En la madrugada donde los relojes sueñan,
una lágrima de fuego se desprende del cielo,
y cae como un verso ardiente
sobre el río callado de la memoria.
Ese llanto incandescente abre grietas en la piel del tiempo,
y de ellas brotan poemas que no saben de palabras,
sino de caracolas de luz
y de mapas escritos en huesos invisibles.
Cada verso es un espejo roto,
cada metáfora, un puente hacia la aurora
donde las sombras caminan desnudas
y los ecos se arrodillan ante la luna.
Hay ciudades dentro de esa lágrima,
ciudades sin nombre donde las calles respiran,
y los edificios suspiran como viejas canciones olvidadas.

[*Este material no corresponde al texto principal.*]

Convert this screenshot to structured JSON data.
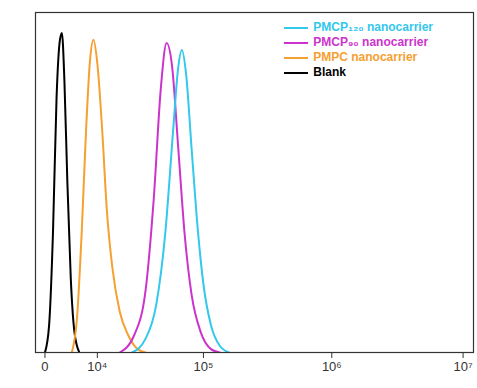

Allí, las flores son relojes líquidos
y las piedras guardan sueños que nadie osa recordar.
En su caída, la lágrima toca el alma de los silencios,
y despierta un coro de voces antiguas
que cuentan la memoria de los mundos
que arden antes de nacer.
Cada palabra escrita se convierte en estrella,
y cada estrella es un poema perdido
que busca refugio en la fragua del infinito.
Y cuando la lágrima llega al fondo del río,
el río se convierte en fuego líquido,
y arde con una música tan antigua
que incluso el silencio se inclina para escuchar.
Entonces comprendes que no son versos los que nacen,
sino mundos enteros,
y que la lágrima no es fuego ni agua,
sino el último latido del alma antes de renacer.
Y allí, entre cenizas y luciérnagas,
se escribe el último poema:
uno que no se lee,
sino que se vive,
uno que no termina…
porque es la eternidad encarnada en una lágrima.